This Christmas no one will remember the gin and tonic. But they will remember the Partridge and Pear Sour cocktail you made with St Maur elderflower liqueur and your favourite gin.
A sweet and sour, beautifully balanced, silky Christmas classic. Easy to make, this delightful cocktail pairs nicely with savoury canapés and those hot, herby sausage rolls.
The partridge is provided by Percy, St Maur’s partridge brand mascot. For the pear puree used in this recipe either make your own, purchase an expensive specialised cocktail ingredient, or as we have done here, nip down to the supermarket and buy a pouch of 100% pureed pear baby food!
Ingredients: 1½ measures of St Maur, 1½ measures of dry gin, the freshly squeezed juice from half a lemon, 1 egg white, 7.5ml of pear puree.
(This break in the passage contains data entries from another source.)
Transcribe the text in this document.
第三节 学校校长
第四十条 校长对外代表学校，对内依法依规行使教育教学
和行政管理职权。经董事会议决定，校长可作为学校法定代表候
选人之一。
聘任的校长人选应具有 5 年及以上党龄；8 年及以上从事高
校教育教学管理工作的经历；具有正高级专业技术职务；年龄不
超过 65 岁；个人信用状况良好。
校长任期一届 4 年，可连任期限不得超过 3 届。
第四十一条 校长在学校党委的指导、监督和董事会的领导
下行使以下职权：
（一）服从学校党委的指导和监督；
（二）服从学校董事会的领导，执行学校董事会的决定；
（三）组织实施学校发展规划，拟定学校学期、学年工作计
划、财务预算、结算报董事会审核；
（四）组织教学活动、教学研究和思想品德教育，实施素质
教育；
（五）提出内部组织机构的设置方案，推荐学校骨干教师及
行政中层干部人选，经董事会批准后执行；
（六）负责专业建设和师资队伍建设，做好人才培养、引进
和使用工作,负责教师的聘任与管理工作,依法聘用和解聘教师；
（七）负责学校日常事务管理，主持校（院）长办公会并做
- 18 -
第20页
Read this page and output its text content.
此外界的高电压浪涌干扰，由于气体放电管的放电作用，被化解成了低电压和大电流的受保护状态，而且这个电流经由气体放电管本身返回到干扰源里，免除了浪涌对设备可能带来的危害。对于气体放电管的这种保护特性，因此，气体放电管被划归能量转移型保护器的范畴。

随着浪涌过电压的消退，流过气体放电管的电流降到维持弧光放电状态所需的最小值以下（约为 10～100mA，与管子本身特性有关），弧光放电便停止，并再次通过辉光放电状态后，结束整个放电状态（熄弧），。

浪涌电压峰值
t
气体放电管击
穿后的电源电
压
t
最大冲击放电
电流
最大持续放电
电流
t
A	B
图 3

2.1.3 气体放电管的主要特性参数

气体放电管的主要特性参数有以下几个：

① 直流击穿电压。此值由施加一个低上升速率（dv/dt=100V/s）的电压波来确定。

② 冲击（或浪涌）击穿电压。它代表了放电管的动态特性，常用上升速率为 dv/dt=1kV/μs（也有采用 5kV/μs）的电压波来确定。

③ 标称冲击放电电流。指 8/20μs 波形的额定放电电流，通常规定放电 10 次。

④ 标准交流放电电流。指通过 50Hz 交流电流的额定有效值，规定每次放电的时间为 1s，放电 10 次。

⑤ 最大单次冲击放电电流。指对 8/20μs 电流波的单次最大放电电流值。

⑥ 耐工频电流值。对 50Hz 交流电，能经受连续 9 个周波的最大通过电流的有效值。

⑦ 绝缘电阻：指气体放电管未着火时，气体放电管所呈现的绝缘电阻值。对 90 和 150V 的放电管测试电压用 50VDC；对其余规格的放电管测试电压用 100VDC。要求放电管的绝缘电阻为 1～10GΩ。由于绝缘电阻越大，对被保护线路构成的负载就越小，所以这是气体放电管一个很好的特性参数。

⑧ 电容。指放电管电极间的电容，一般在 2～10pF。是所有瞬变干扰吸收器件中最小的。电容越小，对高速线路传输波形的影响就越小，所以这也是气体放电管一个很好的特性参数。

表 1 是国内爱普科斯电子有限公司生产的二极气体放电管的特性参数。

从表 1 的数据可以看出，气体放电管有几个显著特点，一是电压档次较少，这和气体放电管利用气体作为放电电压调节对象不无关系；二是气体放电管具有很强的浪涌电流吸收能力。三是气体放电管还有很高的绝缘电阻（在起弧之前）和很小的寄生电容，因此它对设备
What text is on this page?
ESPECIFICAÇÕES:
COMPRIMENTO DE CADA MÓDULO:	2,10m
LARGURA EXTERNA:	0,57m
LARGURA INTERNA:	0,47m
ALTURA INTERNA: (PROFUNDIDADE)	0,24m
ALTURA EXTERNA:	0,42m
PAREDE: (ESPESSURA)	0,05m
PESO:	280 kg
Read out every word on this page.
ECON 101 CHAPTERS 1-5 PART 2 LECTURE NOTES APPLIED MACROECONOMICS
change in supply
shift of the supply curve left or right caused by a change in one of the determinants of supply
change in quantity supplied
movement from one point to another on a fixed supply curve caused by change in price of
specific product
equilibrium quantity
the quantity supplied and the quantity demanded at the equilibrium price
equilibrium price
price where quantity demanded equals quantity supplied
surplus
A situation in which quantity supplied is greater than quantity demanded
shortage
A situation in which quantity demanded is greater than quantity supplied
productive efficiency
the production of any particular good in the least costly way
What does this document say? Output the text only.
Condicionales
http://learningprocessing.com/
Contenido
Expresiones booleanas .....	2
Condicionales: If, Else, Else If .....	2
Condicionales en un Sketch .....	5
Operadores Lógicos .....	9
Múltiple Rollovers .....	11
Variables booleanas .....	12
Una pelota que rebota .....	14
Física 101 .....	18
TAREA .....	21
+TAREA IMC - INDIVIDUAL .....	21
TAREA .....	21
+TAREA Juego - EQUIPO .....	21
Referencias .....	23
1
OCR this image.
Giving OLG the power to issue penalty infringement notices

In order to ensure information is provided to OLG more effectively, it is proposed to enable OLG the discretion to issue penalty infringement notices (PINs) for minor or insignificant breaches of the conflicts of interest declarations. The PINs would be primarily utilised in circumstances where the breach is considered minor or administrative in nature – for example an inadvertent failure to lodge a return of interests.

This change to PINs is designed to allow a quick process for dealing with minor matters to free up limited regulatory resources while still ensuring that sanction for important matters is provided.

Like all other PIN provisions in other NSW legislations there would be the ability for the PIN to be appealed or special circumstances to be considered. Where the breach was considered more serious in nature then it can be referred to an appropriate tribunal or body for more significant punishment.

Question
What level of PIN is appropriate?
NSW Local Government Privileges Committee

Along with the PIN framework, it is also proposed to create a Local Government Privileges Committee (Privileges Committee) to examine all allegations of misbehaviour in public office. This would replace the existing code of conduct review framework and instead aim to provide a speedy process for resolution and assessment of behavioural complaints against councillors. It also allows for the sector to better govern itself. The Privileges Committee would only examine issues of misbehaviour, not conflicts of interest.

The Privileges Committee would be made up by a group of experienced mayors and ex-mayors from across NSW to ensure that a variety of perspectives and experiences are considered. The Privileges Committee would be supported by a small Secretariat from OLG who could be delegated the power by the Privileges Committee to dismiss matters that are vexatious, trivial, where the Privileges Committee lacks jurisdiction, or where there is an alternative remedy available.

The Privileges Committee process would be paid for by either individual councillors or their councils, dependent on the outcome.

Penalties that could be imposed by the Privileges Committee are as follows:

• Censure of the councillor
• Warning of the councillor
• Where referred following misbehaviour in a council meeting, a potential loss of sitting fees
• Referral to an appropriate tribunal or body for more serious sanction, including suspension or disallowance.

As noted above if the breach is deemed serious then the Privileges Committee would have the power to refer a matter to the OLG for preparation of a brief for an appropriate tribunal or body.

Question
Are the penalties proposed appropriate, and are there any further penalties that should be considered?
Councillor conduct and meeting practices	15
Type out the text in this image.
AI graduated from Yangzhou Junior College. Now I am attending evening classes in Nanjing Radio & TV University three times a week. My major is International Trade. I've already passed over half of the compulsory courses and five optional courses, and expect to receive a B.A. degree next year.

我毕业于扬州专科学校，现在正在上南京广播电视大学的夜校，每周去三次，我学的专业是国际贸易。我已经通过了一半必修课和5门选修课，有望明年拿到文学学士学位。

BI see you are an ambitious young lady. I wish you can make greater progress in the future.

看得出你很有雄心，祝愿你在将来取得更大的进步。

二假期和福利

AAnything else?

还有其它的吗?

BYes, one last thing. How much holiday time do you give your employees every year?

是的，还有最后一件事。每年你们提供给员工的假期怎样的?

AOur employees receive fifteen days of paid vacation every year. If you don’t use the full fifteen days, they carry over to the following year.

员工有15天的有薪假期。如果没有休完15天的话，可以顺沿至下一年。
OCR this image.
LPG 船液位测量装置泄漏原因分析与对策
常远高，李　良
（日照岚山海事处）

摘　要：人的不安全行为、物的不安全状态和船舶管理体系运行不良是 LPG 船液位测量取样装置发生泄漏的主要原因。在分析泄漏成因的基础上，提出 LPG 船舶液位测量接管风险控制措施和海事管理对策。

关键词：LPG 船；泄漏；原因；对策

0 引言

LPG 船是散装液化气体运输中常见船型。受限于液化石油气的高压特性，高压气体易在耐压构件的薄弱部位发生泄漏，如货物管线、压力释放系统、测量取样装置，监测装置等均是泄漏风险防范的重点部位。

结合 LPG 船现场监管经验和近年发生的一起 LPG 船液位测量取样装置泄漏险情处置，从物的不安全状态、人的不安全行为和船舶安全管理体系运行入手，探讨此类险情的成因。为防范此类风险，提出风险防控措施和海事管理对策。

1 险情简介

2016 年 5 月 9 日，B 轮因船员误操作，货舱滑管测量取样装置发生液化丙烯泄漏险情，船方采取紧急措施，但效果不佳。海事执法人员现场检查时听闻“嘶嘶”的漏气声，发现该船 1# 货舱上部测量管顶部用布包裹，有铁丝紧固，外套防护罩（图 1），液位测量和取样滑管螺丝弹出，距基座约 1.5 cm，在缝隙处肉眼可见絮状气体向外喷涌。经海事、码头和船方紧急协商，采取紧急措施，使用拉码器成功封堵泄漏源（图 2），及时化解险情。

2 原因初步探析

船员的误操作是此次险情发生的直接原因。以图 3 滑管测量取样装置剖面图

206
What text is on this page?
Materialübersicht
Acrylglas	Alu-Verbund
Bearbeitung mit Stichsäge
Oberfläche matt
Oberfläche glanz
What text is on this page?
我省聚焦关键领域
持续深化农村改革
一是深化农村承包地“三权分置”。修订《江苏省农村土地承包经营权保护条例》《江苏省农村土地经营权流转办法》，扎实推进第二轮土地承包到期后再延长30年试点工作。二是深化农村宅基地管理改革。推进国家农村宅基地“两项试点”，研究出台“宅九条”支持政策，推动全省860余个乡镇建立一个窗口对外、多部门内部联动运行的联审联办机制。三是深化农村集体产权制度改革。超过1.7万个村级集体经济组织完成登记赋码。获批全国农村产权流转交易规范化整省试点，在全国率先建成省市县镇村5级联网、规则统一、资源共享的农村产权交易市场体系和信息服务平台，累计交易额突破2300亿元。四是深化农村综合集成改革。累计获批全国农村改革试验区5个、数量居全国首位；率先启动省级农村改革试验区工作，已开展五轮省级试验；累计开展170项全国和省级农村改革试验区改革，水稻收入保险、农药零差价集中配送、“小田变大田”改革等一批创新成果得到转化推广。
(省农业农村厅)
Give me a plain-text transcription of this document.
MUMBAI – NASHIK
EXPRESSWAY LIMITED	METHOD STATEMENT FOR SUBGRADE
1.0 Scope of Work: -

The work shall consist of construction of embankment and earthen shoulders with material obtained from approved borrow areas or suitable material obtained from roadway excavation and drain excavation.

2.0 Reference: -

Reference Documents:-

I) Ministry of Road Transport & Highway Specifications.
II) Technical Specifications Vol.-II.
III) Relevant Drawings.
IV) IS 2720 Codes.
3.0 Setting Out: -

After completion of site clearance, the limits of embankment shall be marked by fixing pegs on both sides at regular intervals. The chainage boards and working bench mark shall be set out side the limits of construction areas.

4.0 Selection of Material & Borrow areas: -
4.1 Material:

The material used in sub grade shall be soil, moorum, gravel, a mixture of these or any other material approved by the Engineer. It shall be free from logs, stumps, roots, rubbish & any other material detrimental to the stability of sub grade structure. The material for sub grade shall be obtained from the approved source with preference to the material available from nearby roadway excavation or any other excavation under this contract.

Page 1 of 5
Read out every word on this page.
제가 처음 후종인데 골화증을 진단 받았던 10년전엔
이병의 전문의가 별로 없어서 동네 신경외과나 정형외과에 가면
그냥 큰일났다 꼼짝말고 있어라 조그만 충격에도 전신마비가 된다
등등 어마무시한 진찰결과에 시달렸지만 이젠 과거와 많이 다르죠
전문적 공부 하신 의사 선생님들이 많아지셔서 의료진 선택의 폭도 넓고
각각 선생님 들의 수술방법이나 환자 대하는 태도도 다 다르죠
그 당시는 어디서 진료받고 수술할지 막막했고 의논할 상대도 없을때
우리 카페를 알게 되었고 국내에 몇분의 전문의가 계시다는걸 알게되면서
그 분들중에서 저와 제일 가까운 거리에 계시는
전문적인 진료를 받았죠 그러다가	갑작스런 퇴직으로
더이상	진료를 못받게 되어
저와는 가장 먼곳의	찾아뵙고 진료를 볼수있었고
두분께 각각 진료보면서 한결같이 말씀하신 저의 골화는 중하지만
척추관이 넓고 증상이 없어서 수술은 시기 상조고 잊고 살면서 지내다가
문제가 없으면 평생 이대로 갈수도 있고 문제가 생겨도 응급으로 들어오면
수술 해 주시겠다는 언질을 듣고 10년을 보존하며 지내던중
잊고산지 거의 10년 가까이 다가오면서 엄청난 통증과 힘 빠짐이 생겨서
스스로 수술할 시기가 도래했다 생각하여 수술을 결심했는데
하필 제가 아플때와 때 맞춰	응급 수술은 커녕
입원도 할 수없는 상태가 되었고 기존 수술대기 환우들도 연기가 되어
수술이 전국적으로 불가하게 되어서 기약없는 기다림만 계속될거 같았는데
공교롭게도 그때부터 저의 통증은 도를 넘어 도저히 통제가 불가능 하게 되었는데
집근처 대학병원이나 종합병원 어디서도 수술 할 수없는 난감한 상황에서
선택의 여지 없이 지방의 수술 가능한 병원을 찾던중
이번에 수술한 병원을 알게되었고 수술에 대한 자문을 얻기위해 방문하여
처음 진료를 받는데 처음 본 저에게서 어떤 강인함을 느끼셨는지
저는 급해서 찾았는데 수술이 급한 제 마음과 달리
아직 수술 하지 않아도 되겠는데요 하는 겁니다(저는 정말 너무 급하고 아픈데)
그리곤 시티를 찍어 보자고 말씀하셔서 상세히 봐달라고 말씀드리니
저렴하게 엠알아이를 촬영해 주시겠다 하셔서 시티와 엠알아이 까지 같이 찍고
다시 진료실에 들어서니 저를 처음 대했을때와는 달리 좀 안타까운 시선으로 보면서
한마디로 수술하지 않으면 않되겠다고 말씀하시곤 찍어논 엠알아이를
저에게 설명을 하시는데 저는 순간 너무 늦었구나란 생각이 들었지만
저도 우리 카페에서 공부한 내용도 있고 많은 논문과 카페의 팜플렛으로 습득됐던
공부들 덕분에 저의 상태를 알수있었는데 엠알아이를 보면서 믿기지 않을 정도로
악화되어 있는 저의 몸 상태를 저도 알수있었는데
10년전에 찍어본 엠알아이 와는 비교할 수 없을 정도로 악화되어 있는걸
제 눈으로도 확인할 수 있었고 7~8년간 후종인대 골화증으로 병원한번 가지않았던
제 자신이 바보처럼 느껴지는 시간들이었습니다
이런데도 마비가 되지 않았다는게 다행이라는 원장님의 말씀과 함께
Recipe: Put all the ingredients in a shaker and dry shake.
Add ice and shake again, then strain into a chilled martini glass. That should be enough for two.
Garnish to decorate and serve. (We have used a small sprig of purple sage as a garnish.)
More cocktail recipes using St Maur can be found here
More about St Maur
St Maur is a hand-crafted premium elderflower liqueur, made from responsibly sourced ingredients and flavours gathered in ancient family-owned woodlands in Warwickshire.
A versatile, internationally award-winning drink, it is perfect for sipping or mixing. A beautiful aperitif on its own and sublime in Christmas brunch and pre-dinner cocktails or for enjoying with some festive snacks later on.
St Maur is the creation of William and Kelsey Seymour, Earl and Countess of Yarmouth, and created uniquely by its producers to offer “a little drop of England’s heart” to share and enjoy wherever you are in the world.
On the bottle you’ll see Percy, the brand’s partridge mascot, a bird successfully introduced to England in the 19th century by an ancestor Francis Seymour, the 5th Marquess, and now the brand’s mascot. He is the ideal house guest for Christmas, even if you don’t have a pear tree to hand.
The co-ordinates on the bottles will take you to Ladies Wood in the bucolic Warwickshire countryside, and to an elder grove where the elderflowers are hand-picked early summer by Lady and Lord Yarmouth themselves.